How SMEs can reduce cyber-risk while going digital

Increasingly, we’re seeing the lines between employees’ work and social lives continue to blur, as a result the devices they use in and out of work often become interchangeable. However, this growing connectedness can often put workers on a collision course with their company’s security interests, writes Alastair Pooley.

The size or sector of an organisation does not alter their susceptibility to cyber-attacks, and many small to medium enterprises (SMEs) may not realise they are a target. As the driving force behind New Zealand’s economy, generating more than a quarter of the GDP and employing nearly one-third of the workforce, the data they access and store is too valuable for cyber criminals to resist. However, unlike the largest enterprises, cybersecurity spend is still regarded as a cost centre within SMEs, often leaving them exposed to threats.

Strengthening cybersecurity protections and gaining insight into your organisation is not an overnight process. For SMEs looking to bridge this gap, there are steps that can be taken to mitigate risks and drive value when it comes to cybersecurity. While the initiative must start at the top with IT leaders who can prioritise the issue, it is ultimately about having visibility into and collaborating with your entire organisation to strengthen your defenses without busting the budget. 

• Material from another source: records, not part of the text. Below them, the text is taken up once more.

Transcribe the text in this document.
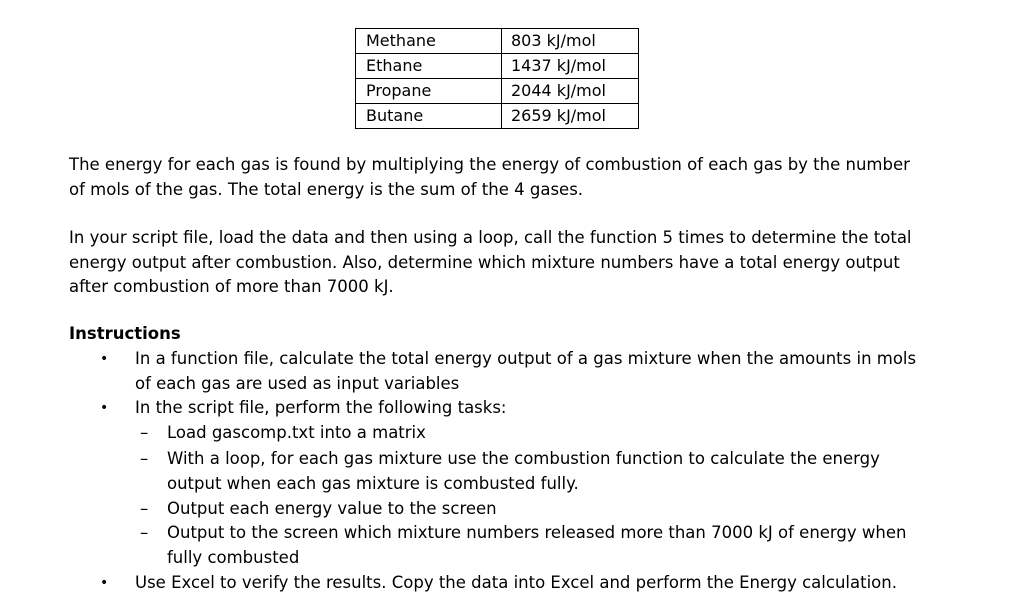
Methane	803 kJ/mol
Ethane	1437 kJ/mol
Propane	2044 kJ/mol
Butane	2659 kJ/mol

The energy for each gas is found by multiplying the energy of combustion of each gas by the number of mols of the gas. The total energy is the sum of the 4 gases.

In your script file, load the data and then using a loop, call the function 5 times to determine the total energy output after combustion. Also, determine which mixture numbers have a total energy output after combustion of more than 7000 kJ.

Instructions

• In a function file, calculate the total energy output of a gas mixture when the amounts in mols of each gas are used as input variables
• In the script file, perform the following tasks:
– Load gascomp.txt into a matrix
– With a loop, for each gas mixture use the combustion function to calculate the energy output when each gas mixture is combusted fully.
– Output each energy value to the screen
– Output to the screen which mixture numbers released more than 7000 kJ of energy when fully combusted
• Use Excel to verify the results. Copy the data into Excel and perform the Energy calculation.
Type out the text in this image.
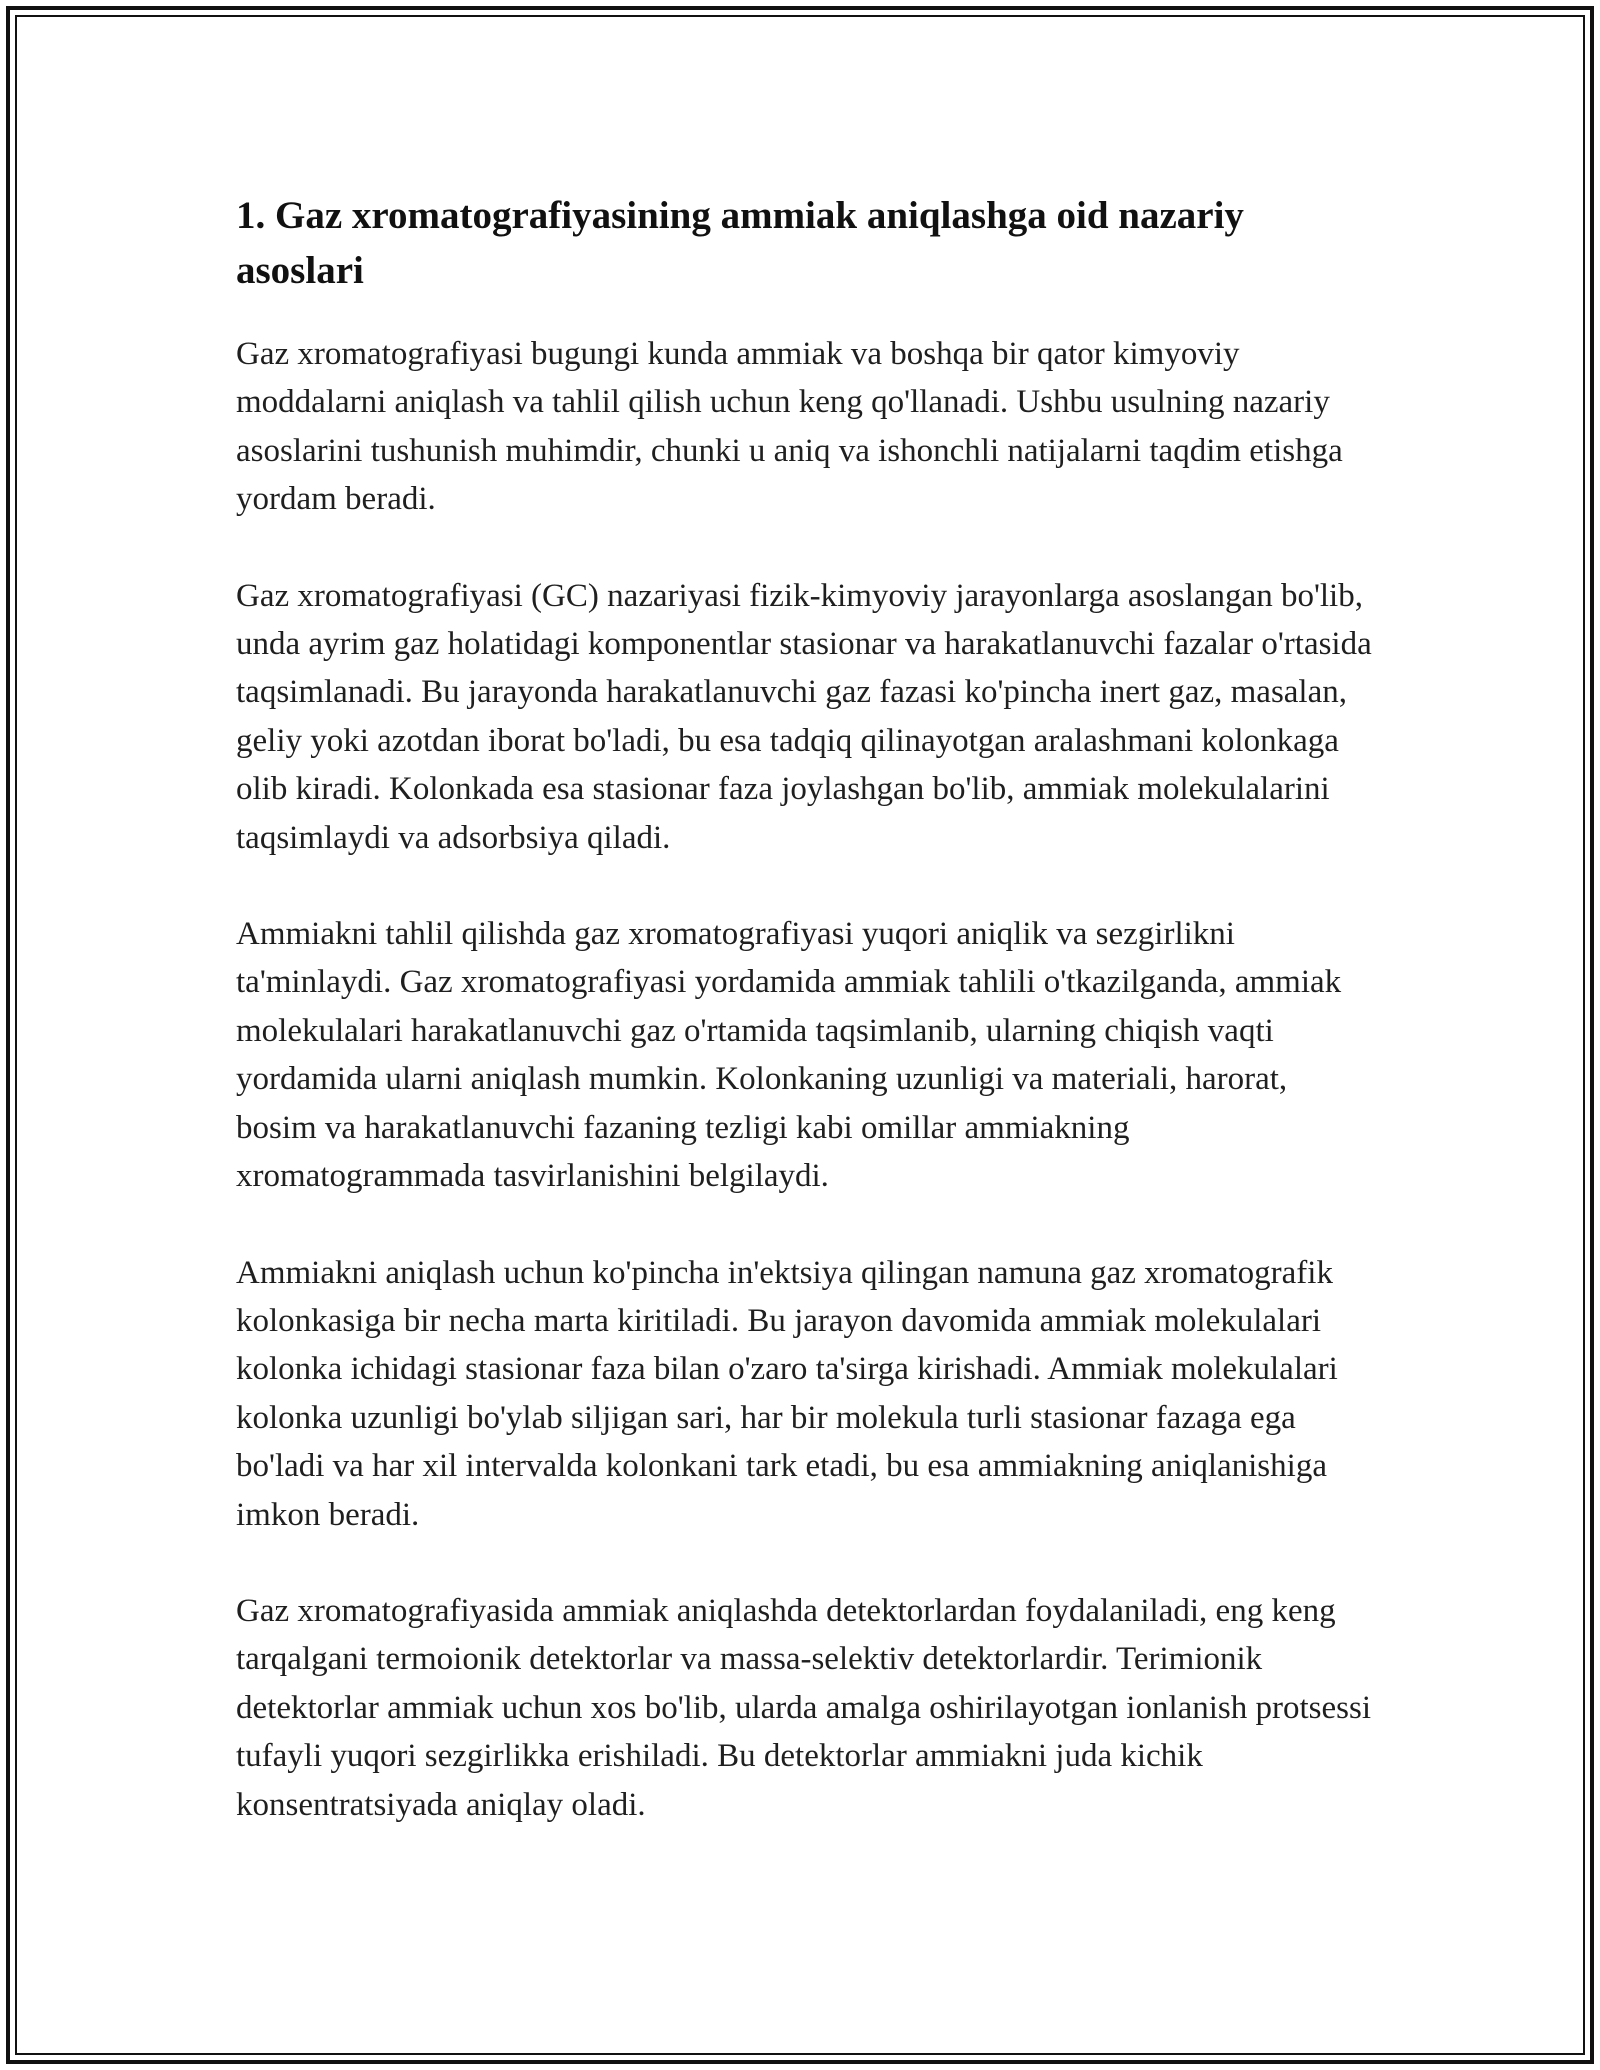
1. Gaz xromatografiyasining ammiak aniqlashga oid nazariy asoslari

Gaz xromatografiyasi bugungi kunda ammiak va boshqa bir qator kimyoviy moddalarni aniqlash va tahlil qilish uchun keng qo'llanadi. Ushbu usulning nazariy asoslarini tushunish muhimdir, chunki u aniq va ishonchli natijalarni taqdim etishga yordam beradi.

Gaz xromatografiyasi (GC) nazariyasi fizik-kimyoviy jarayonlarga asoslangan bo'lib, unda ayrim gaz holatidagi komponentlar stasionar va harakatlanuvchi fazalar o'rtasida taqsimlanadi. Bu jarayonda harakatlanuvchi gaz fazasi ko'pincha inert gaz, masalan, geliy yoki azotdan iborat bo'ladi, bu esa tadqiq qilinayotgan aralashmani kolonkaga olib kiradi. Kolonkada esa stasionar faza joylashgan bo'lib, ammiak molekulalarini taqsimlaydi va adsorbsiya qiladi.

Ammiakni tahlil qilishda gaz xromatografiyasi yuqori aniqlik va sezgirlikni ta'minlaydi. Gaz xromatografiyasi yordamida ammiak tahlili o'tkazilganda, ammiak molekulalari harakatlanuvchi gaz o'rtamida taqsimlanib, ularning chiqish vaqti yordamida ularni aniqlash mumkin. Kolonkaning uzunligi va materiali, harorat, bosim va harakatlanuvchi fazaning tezligi kabi omillar ammiakning xromatogrammada tasvirlanishini belgilaydi.

Ammiakni aniqlash uchun ko'pincha in'ektsiya qilingan namuna gaz xromatografik kolonkasiga bir necha marta kiritiladi. Bu jarayon davomida ammiak molekulalari kolonka ichidagi stasionar faza bilan o'zaro ta'sirga kirishadi. Ammiak molekulalari kolonka uzunligi bo'ylab siljigan sari, har bir molekula turli stasionar fazaga ega bo'ladi va har xil intervalda kolonkani tark etadi, bu esa ammiakning aniqlanishiga imkon beradi.

Gaz xromatografiyasida ammiak aniqlashda detektorlardan foydalaniladi, eng keng tarqalgani termoionik detektorlar va massa-selektiv detektorlardir. Terimionik detektorlar ammiak uchun xos bo'lib, ularda amalga oshirilayotgan ionlanish protsessi tufayli yuqori sezgirlikka erishiladi. Bu detektorlar ammiakni juda kichik konsentratsiyada aniqlay oladi.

Understand your complete IT landscape

In today’s digital economy, IT is no longer the gatekeeper of all technology. Employees procure the applications and devices needed to do their job – even when they don’t have permission from IT. This is a common trend that is accelerating along with the rapid move to the cloud. According to Snow Software’s latest research, 49% of employees in the Asia Pacific region have used work software without IT’s permission, while 55% of APAC employees have accessed work documents on personal computers.

Between the rise of cybersecurity threats and privacy regulations, IT teams and employers need to know where company data is stored, and how that data is used. It is also essential to know that the applications employees have downloaded are up-to-date with the latest patches, or worse still, whether the software is improperly licensed.

Outdated or unauthorised software is a significant challenge for any organisation, creating the potential for security vulnerabilities. Therefore, a first step for SMEs is to attain visibility into the applications in use and the data being stored, in order to help to determine if a potential exposures exist.

Ensure IT policies are understandable for employees

Your people can become one of your strongest assets in defending your business. To protect valuable company assets, SME leaders need to start involving employees in their IT policies. They can start by communicating the implications of an employee’s harmful behaviour to them, whether that’s installing unapproved software or downloading streaming apps onto their work device.

This can be done through a security awareness programme, making IT policies clear yet simple enough to be understood by someone outside the IT department. The communication should begin with employee on-boarding processes and be stripped of technical jargon. The goal here is to communicate the purpose of the framework to employees, helping them understand how their participation ensures their cyber safety, protecting both their personal data along with the companies.

This process should be an ongoing one, with staff continually educated on what potential threats look like as well as any new security policies within the business.

Streamline the processes for all stages of the employee journey

The different needs of employees mean they require access to different company platforms at various stages of their career. This places great importance on a business’ joiner, mover and leaver (JML) process. Leaders need to understand where employees and their IT needs fit in the organisation, to safeguard their data from unauthorised access and ensure they have complete intelligence across their technology ecosystem.

For new hires, businesses need to consider all IT provisions required for new employees, including the devices they will be using, and the access they will be allowed. When an employee moves roles within the organisation, IT teams need to identify the employee’s needs and grant access to any new platforms. On the flipside, when an employee departs from their role , IT should immediately revoke or update their access to company platforms and software to prevent access to proprietary company data.

There are also tools in the market that can help improve efficiency within the management of employee journey, including automation platforms. However, IT leaders should consider what technology and sensitive data resides in their organisation and provide access to employees based on their different roles.

The first step for organisations looking to protect themselves from potential attacks is to first acknowledge that cyberthreats are an ongoing challenge and critical to revenues. Employee access to unauthorised technology should be a signal that communication and new processes need to be put in place within an organisation. Striking the right balance can be difficult but it’s ultimately IT’s responsibility to enable the SME workforce while also mitigating potential risks caused by cyberthreats. Ensuring you have the visibility and intelligence around your technology will allow you to provide the best protection for your organisation while empowering employees to work effectively.

Alastair Pooley is CIO of Snow Software.